And so that’s one of the things, especially with the Full Site Editing outreach program, I feel people will message me saying, hey, I’m sure you’ve heard this a bunch, but… And sometimes I’ve never heard it at all. And I shudder to think of all the people who have not reached out or have not posted in GitHub or Trac or wherever.

So yeah, share, and write blog posts. I think that another great way that people can give feedback is if you don’t know how to get into the depths of WordPress, writing a post and talking about it and sharing it on social media is also a great way to get attention. I read a lot of those. But as much as possible, getting to, if you can, if you’re comfortable, getting to the source where we’re able to see it in Github or Trac goes a really long way.

And share as much as you can. And don’t worry if you can’t spend hours writing the perfect bug report, we still wanna hear from you.

[Brian Alexander 00:10:21] 

Yeah. Building off of what Anne said, just the fact that you’re speaking out and raising an issue is a huge step for many, many people. And once, once you’ve actually done that, as Anne said, it doesn’t need to be perfect.
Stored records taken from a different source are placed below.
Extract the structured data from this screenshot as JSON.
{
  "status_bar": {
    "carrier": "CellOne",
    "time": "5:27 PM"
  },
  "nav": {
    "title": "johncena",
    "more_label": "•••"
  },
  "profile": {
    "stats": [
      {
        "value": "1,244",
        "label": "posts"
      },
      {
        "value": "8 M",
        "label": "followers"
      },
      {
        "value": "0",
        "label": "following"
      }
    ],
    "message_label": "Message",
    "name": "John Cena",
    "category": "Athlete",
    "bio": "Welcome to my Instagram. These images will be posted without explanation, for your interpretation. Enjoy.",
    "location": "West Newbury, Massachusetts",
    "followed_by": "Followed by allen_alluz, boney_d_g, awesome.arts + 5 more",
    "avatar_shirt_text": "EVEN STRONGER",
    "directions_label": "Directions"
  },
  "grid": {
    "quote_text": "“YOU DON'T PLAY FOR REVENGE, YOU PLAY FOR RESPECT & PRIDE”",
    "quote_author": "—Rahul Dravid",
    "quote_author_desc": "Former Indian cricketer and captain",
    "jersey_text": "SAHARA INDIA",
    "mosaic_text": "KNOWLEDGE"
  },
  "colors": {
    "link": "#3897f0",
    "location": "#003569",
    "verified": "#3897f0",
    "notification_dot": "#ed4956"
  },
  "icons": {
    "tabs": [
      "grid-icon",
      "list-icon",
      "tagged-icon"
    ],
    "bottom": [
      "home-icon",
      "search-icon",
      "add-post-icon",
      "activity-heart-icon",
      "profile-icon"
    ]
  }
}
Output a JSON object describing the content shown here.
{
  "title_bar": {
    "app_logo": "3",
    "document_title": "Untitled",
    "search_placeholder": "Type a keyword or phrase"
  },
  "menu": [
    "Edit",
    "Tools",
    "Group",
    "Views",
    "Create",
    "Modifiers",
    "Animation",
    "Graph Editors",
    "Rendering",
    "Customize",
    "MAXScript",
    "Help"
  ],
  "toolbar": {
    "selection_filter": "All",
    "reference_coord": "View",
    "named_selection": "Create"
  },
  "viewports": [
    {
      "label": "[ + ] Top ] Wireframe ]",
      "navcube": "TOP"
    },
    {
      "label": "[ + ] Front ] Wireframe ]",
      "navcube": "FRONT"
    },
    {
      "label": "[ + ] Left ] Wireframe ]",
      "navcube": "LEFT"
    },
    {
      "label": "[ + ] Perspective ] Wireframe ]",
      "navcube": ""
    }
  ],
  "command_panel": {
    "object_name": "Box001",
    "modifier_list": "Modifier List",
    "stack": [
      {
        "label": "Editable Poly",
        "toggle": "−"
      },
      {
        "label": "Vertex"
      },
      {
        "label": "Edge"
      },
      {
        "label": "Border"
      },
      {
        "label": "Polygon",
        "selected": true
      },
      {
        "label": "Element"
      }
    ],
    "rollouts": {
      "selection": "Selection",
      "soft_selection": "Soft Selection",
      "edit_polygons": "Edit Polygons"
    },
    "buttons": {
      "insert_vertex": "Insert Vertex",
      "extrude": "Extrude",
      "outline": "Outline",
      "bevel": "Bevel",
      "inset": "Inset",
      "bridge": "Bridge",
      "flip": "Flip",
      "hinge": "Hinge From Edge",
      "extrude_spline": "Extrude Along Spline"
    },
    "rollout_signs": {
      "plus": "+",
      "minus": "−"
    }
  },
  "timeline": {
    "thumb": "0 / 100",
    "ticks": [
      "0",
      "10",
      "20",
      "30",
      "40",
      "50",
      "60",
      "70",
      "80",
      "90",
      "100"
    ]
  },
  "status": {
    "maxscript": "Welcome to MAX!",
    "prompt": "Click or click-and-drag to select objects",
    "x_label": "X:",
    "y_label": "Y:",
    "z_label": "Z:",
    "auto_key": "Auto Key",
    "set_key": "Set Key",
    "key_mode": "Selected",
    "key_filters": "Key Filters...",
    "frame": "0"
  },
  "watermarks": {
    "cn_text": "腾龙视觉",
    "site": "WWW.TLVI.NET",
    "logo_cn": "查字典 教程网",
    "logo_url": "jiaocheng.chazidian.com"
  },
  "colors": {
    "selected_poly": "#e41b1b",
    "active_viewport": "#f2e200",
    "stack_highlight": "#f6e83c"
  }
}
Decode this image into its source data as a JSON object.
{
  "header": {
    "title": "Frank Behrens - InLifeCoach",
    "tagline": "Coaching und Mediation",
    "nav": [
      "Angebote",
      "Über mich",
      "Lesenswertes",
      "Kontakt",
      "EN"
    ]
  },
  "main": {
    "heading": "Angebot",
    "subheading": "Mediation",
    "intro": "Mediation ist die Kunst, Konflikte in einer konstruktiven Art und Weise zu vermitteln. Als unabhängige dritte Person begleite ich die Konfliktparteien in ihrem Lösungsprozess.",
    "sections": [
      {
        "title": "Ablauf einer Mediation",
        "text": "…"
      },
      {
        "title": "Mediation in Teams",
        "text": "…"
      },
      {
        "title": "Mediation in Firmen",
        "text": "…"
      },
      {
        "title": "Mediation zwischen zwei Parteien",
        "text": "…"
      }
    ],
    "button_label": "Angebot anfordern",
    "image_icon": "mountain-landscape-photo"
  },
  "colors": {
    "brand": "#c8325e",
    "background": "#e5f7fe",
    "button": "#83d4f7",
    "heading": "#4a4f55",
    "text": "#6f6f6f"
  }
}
There are a lot of other people who are going to be looking at these bugs, trying to figure out the replication steps used.

So even if you can’t provide all this detail up front, someone will help. On the back end, they’ll help kind of fill in those gaps. If you do have the time to actually get deep into providing a very detailed bug report, then there are some key aspects of the bug report that make it very helpful for contributors, not only testers, who should be able to reproduce the issue to validate and make sure that this isn’t something that’s unique, unique to a plugin, to a custom theme or snippet that you dropped into your functions PHP. 

But, also for the actual Core contributors, who then need to be able to understand what is happening so that they can fix the right thing. And some of those items are the information about your testing environment.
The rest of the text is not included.